Associate Professor Brian Cook from the University of Melbourne said community engagement was the key pillar in the research project being conducted at Umina and Pearl Beach.


“Our objective is to evaluate the impact of evidenced-based drowning prevention via relationship building between lifesavers and beachgoers through the delivery of skill development lessons on the beach," Professor Cook said.


Dr Jaz Lawes, Research Team Leader at Surf Life Saving Australia says: “Over summer we tragically saw 55 people drown along the Australian coast, a 10% rise above the ten-year average. The New South Wales coastline was where 14 of these fatalities occurred, 38% of these drowning deaths were rip-related and 100% occurred outside the red and yellow flags.
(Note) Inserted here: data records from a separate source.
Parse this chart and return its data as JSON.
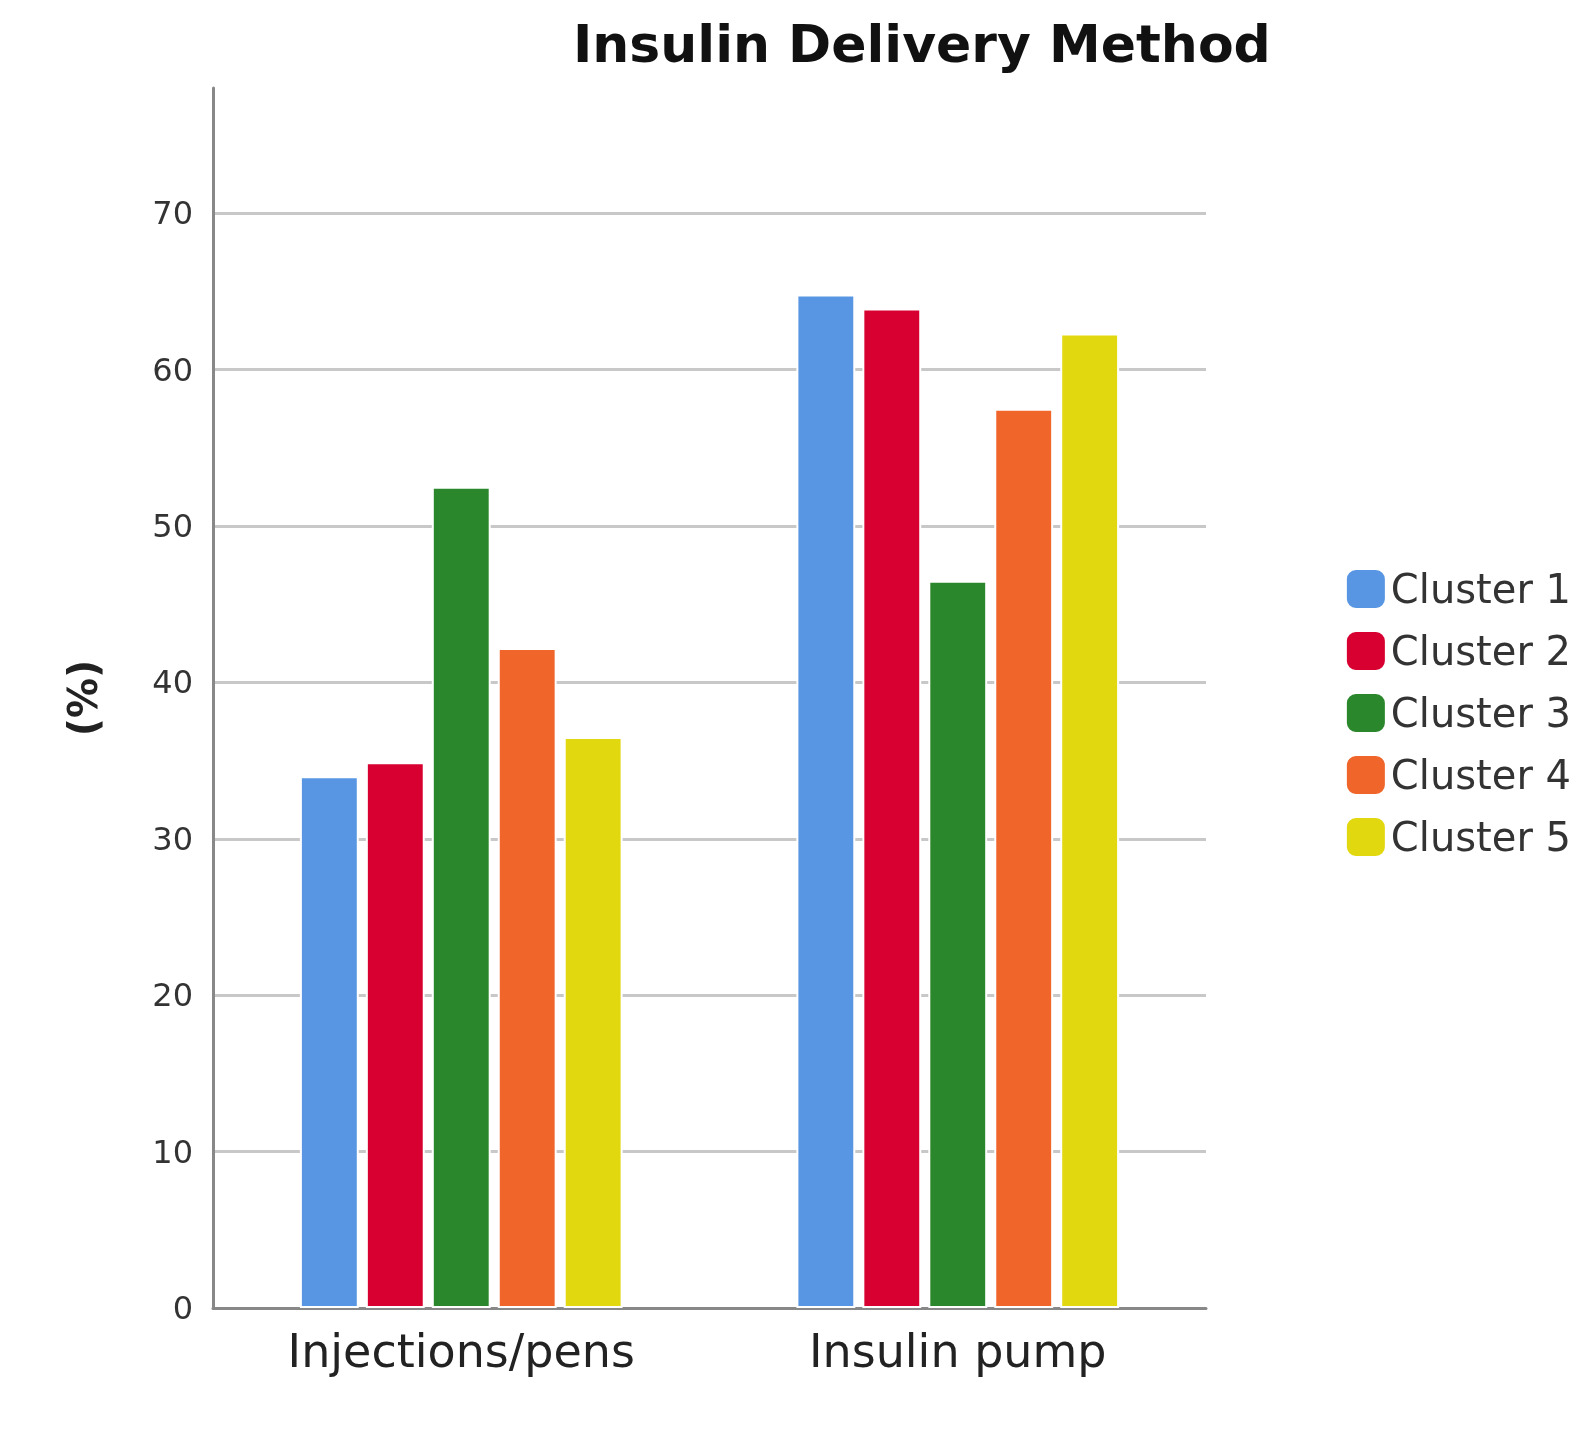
{
  "chart_data": {
    "type": "bar",
    "title": "Insulin Delivery Method",
    "ylabel": "(%)",
    "categories": [
      "Injections/pens",
      "Insulin pump"
    ],
    "series": [
      {
        "name": "Cluster 1",
        "color": "#5896e3",
        "values": [
          34.0,
          64.8
        ]
      },
      {
        "name": "Cluster 2",
        "color": "#d70030",
        "values": [
          34.9,
          63.9
        ]
      },
      {
        "name": "Cluster 3",
        "color": "#2a872b",
        "values": [
          52.5,
          46.5
        ]
      },
      {
        "name": "Cluster 4",
        "color": "#f0652a",
        "values": [
          42.2,
          57.5
        ]
      },
      {
        "name": "Cluster 5",
        "color": "#e2d810",
        "values": [
          36.5,
          62.3
        ]
      }
    ],
    "ylim": [
      0,
      78
    ],
    "yticks": [
      0,
      10,
      20,
      30,
      40,
      50,
      60,
      70
    ],
    "grid": "y",
    "legend": "right"
  }
}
“This research will help guide us to deliver lifesaving education in the most effective way possible, to stop these preventable tragedies from occurring,” said Dr Lawes.
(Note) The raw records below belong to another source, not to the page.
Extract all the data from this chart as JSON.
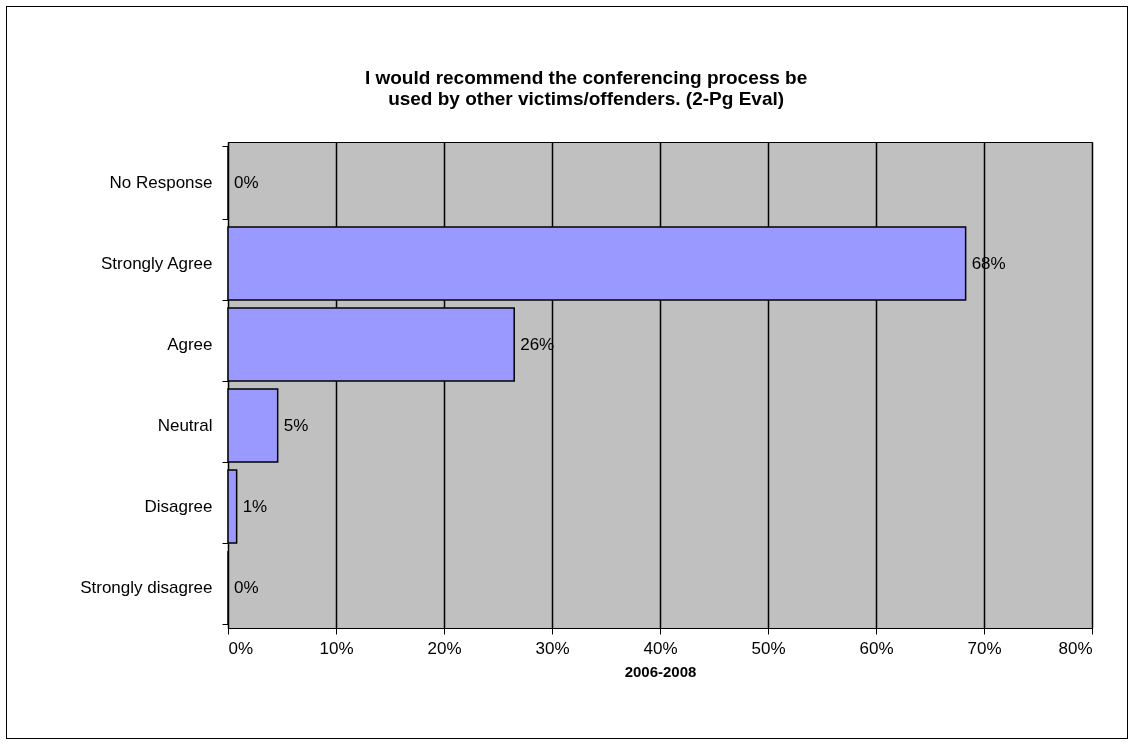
{
  "chart_data": {
    "type": "bar",
    "orientation": "horizontal",
    "title": "I would recommend the conferencing process be used by other victims/offenders. (2-Pg Eval)",
    "xlabel": "2006-2008",
    "categories": [
      "No Response",
      "Strongly  Agree",
      "Agree",
      "Neutral",
      "Disagree",
      "Strongly disagree"
    ],
    "values": [
      0,
      68.3,
      26.5,
      4.6,
      0.8,
      0
    ],
    "value_labels": [
      "0%",
      "68%",
      "26%",
      "5%",
      "1%",
      "0%"
    ],
    "color": "#9999ff",
    "xlim": [
      0,
      80
    ],
    "xticks": [
      {
        "value": 0,
        "label": "0%"
      },
      {
        "value": 10,
        "label": "10%"
      },
      {
        "value": 20,
        "label": "20%"
      },
      {
        "value": 30,
        "label": "30%"
      },
      {
        "value": 40,
        "label": "40%"
      },
      {
        "value": 50,
        "label": "50%"
      },
      {
        "value": 60,
        "label": "60%"
      },
      {
        "value": 70,
        "label": "70%"
      },
      {
        "value": 80,
        "label": "80%"
      }
    ],
    "grid": "x"
  }
}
Safety lessons at Umina Beach and Pearl Beach


Beachgoers at Umina Beach and Pearl Beach keen to learn about beach safety and how to avoid rip currents are encouraged to get down to Umina Beach on Friday, April 12 – Sunday, April 14, and Tuesday, April 16 to Thursday, April 18 at Pearl Beach to attend one of four free 10-minute safety lessons. Sessions are held four times a day between 11:30am and 3:30pm.
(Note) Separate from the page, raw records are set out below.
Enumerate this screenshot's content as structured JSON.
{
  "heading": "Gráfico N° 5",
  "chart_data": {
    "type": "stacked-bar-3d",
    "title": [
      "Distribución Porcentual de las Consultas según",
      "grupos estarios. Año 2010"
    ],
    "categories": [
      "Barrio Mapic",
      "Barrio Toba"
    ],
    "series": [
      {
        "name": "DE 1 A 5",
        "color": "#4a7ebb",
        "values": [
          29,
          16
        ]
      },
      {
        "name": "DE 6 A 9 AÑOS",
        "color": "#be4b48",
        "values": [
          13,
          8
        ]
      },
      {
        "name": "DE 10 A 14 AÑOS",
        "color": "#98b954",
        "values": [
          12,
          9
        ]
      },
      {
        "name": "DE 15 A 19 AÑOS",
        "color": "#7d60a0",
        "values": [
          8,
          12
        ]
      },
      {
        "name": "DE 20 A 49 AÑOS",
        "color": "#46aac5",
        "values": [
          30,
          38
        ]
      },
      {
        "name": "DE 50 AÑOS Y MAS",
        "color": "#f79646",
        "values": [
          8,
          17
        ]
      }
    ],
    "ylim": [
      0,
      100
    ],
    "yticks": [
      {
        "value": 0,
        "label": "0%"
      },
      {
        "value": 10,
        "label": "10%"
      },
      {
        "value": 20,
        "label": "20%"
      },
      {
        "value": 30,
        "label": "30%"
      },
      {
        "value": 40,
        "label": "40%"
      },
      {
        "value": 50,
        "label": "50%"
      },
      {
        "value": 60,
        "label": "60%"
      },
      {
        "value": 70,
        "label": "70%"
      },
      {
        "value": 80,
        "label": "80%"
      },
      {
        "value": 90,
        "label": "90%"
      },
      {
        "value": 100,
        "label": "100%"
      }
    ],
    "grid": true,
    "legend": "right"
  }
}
Further information about the research project


Research project leads are Associate Professor Brian Cook and Dr Peter Kamstra from the School of Geography, Earth and Atmospherics Sciences at the University of Melbourne, supported by SLSA’s Research Team Dr Jaz Lawes and Sean Kelly. Local lifesaver and beach safety educator Louise Lambeth from Ocean Beach Surf Lifesaving Club is the local contact.


The research project was developed as part of the Community Engagement for Disaster Risk Reduction (CEDDR) research program run out of the University of Melbourne. The CEDRR methodology was developed by A/Prof Brian Cook, whose research demonstrates that community engagement needs to be about more than just giving people information or telling them what to do. CEDRR puts relationship building at the centre of all their community engagement research, taking the time needed to have meaningful conversations that collect both data and stories.


About the research


This collaborative research project between SLSA and the University of Melbourne has received human ethics committee approval from the University of Melbourne and will be led and delivered by A/Prof Brian Cook and Dr Peter Kamstra and. Brian and Peter - together with a team of trained research scientists - will deliver all phases of the research.


Professor Rob Brander from UNSW and Dr Jaz Lawes from SLSA are assisting with the co-design and analysis of the findings.


Safety lessons will include topics such as how to identify a rip current before entering the water, how to escape a rip current and how to safely assist someone caught in a rip current.